As a self-development exercise, I want to develop a simple classification algorithm that, given a particular cell of a Dilbert cartoon, is able to identify which characters are present in the cartoon (Dilbert, PHB, Ratbert etc.).

我认为最好的方法是(1)对图像应用某种算法,将其转换为一组功能,并且(2)使用训练集和许多可能的机器学习算法之一,以将某些功能的存在与否与单元格中存在的特定字符相关联。

I assume the best way to do this is to (1) apply some algorithm to the image, which converts it into a set of features, and (2) use a training set and one of many possible machine learning algorithms to correlate the presence/absence of certain features with a particular character being present in the cell.

所以我的问题是-( a)这是正确的方法吗?(b)由于要测试许多分类算法和ML算法,找到合适方法的最佳方法是什么,以及(c)假设我们要开始使用哪种算法?基本上是对动画片进行分类。

So my questions are - (a) is this the correct approach, (b) since there's a number of classification algorithms and ML algorithms to test, what is a good methodology for finding the right one, and (c) which algorithms would you start with, given that we're essentially conducting a classification exercise on a cartoon.

推荐答案

所以我认为您在正确的位置上步骤1(对图像应用某种算法,将其转换为一组特征)

So i think you are on the right track w/r/t your step 1 (apply some algorithm to the image, which converts it into a set of features).
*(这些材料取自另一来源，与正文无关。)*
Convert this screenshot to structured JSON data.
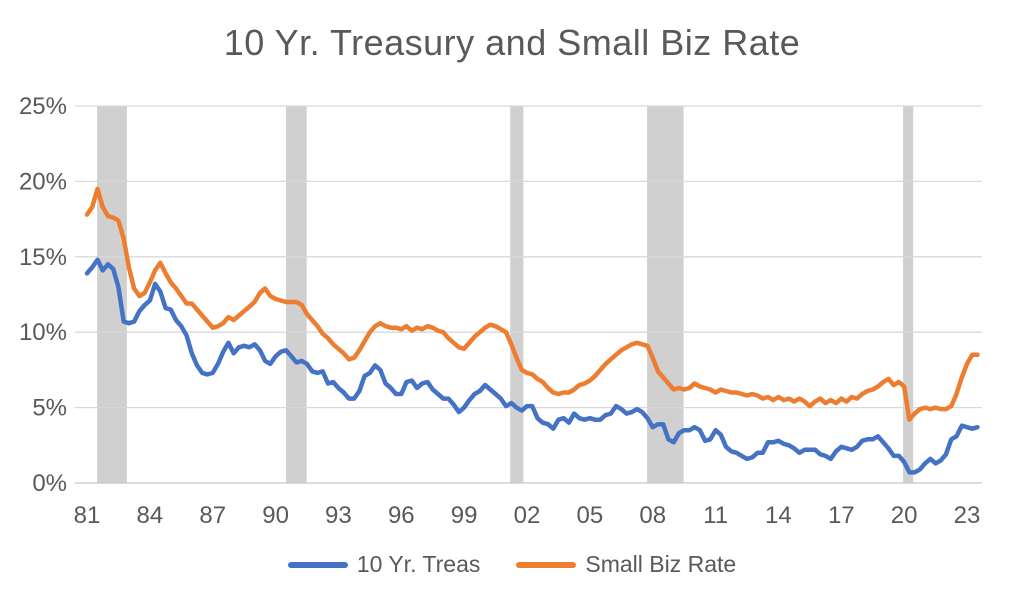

这个项目比大多数机器学习问题更具挑战性,因为在这里,您实际上必须从原始数据(构成卡通的各个帧)创建训练数据集。例如,抓取一个框架,在该框架中标识两个字符,Dilbert和带角的字符(我相信Dilbert的老板,不知道他的名字),从该框架中提取这两个字符,并附加到每个适当的类标签上(例如,Dlibert为 1)。



第1步

This project is more challenging that most ML problems because here you will actually have to create your training data set from the raw data (the individual frames comprising the cartoons). For instance, grab a frame, identify two characters in that frame, Dilbert and the character with horns (Dilbert's boss i believe, don't know his name), extract those two characters from that frame and append to each the appropriate class label (e.g., "1" for Dlibert).

Step 1

要提取构成Dilbert卡通的每个帧中的单个字符,我建议每个帧的 光谱分解 。如果您不熟悉这项技术,那么它的本质就是本征向量分解。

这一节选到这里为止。